偌大监狱本身就派系复杂,因特殊的存在性还得应付外界的压力,如今甚至皇太子被关了进来,政治斗争的暴风直接席卷到她身上。
鹿予可以肯定她绝不是表现出来那样从容的。
果然,在被提醒自己处境和悲痛,全都来源于父亲的骤然离世后。
典狱长终于深吸了一口气,忍不住问道“那你是怎么走出那一天的?”
鹿予垂了垂眸,语气依旧平淡,但沈迎能明显感觉到里面杂糅的孤独。
“其实一开始并没有特别难过,只是震惊,前几天还大声骂我中气十足的人怎么就死了呢。”

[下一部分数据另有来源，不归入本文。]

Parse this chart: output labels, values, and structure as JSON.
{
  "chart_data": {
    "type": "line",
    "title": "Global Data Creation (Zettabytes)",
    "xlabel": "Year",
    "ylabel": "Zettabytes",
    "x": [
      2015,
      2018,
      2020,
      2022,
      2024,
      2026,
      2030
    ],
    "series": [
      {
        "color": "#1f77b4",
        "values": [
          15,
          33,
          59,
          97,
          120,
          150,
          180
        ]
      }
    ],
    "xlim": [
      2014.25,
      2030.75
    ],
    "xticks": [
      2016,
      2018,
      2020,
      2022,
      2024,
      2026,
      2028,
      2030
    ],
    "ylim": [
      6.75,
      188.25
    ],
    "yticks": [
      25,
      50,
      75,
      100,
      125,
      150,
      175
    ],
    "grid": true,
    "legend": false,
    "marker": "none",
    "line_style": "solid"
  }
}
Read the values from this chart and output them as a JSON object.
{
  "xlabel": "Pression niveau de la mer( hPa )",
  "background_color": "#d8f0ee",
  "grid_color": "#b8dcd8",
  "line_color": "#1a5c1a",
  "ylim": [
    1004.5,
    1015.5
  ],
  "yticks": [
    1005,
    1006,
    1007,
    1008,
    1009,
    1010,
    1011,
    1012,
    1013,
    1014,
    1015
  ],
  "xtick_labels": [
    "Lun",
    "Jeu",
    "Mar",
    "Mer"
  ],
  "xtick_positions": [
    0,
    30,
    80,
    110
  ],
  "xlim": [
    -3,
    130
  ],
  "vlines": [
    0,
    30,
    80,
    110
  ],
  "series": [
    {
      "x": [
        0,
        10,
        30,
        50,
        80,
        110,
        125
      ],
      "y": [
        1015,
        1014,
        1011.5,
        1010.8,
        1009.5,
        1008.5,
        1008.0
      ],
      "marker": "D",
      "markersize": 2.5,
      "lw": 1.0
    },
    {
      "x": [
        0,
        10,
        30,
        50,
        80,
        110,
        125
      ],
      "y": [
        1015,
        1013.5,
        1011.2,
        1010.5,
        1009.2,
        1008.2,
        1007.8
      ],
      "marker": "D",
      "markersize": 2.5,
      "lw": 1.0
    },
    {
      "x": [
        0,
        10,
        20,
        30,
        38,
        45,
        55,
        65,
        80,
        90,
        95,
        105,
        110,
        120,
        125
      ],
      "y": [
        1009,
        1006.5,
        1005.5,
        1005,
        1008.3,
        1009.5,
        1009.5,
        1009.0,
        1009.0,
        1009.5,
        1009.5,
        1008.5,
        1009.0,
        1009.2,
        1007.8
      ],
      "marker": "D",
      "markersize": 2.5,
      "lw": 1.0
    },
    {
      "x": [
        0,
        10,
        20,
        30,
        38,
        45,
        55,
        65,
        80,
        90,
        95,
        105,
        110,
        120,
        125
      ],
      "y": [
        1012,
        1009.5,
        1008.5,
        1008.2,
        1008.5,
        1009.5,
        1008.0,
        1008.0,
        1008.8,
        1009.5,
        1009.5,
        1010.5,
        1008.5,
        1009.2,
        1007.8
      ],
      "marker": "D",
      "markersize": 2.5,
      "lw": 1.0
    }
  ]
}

“我跟他相处不多,家里少了个人也没多大差别,可刷牙的时候看到他那套牙杯,不知道该处理还是就这么放着,他喝剩的劣质酒总也没在哪天醒来后看到又少了一截,找工作的时候紧急联系人那一栏老是写完他的号码才意识到不对。”
“这些点点滴滴总是冷不丁的窜出来,割下一片血肉,等麻木了也就走出来了。”
鹿予那双深棕的色的眼睛,仿佛是看进了沈迎的内心。
笃定般的牵引着她的未来,暗示那些痛苦的尽头,至少有他这么一个理解者。